Recently a striking example of the uniqueness of participating
in the economic growth of an under-developed country was made
excruciatingly clear in Vietnam. A Dutch bank's office in Vietnam
was used as an unwitting intermediary by an ambitious employee of
the national state bank to transfer that bank's money in order to
speculate on foreign exchange for himself.

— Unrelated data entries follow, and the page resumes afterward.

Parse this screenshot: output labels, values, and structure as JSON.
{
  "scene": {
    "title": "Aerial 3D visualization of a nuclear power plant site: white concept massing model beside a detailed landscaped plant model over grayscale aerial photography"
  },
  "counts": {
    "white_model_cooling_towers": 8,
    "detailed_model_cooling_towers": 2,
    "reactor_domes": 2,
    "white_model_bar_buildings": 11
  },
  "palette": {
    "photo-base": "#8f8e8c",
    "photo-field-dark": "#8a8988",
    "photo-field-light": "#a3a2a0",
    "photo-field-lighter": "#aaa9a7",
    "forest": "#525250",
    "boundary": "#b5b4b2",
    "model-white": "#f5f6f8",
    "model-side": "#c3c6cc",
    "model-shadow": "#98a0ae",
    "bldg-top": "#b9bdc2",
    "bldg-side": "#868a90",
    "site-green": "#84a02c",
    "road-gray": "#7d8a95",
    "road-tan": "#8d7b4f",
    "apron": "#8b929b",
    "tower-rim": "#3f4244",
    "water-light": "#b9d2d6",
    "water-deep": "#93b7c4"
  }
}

Unfortunately for all concerned the forex market took a tumble
and the state bank found itself short $5.4 million. The state bank
employee and two local workers of the Dutch bank were jailed. The
Vietnamese authorities then took the matter a step further by
suggesting they might release the jailed, but untried, local
staffers of the Dutch bank if the losses were covered by the Dutch
concern.
The law under which the Vietnamese acted is one of those
communist state devices that permit the government to criminally
charge any entity that causes an economic loss to the country, even
though the Dutch bank was a completely unwitting participant. Not
exactly a way to encourage investment and trade with this
developing nation.
There is no doubt that these industrially poorer nations of the
world need help in struggling up the ladder of economic
development. It is specious, however, to argue moral
responsibility. The world is still divided along a nation-state
basis. Countries operate in their own self-interest. If aid to the
so-called developing nations is to be successful, it must be
tangibly beneficial to the "developed" world's economic and
political structure on a national basis.
Perhaps the best example of this pragmatic approach to aid has
been China. The Chinese have declared in self-serving general terms
they will be the source of billions of dollars of assistance to
their "brothers" in Africa. They have offered their assistance in
the international sphere claiming they can be counted on to support
African interests in the United Nations -- again in the broadest
terms.
Most importantly, China has announced at its recent African
summit meeting in Beijing that China will be a dependable and major
trading partner. African raw materials are to be imported and
Chinese manufactured goods and industrial development projects to
be exported in return. Now that's a plan to warm any capitalist's
heart -- and there wasn't a single pseudo-altruistic businessman
present -- unless you count the various African politicians,
themselves.
This is the frame of the future extended relationship between
China and the nations of Africa. The deals will be cut on the lower
level in such a manner as to be beneficial to both parties. The
traditional requirements of personal advantage will be satisfied
where necessary and called whatever is deemed appropriate at the
time. China has no Foreign Corrupt Practices Act, nor does it need
it.
The ironic thing is that Africa will benefit substantially from
modern China's ancient approach to trade and investment. The
Chinese have been in the business of international trade for over
five thousand years. They do not suffer the pangs of embarrassment
over their newly found wealth nor guilt of past colonial
exploitation. They meet each of their "developing" brother states
as equals. Of course as in all things Beijing views itself the more
equal. Don't take it personally; it's just business!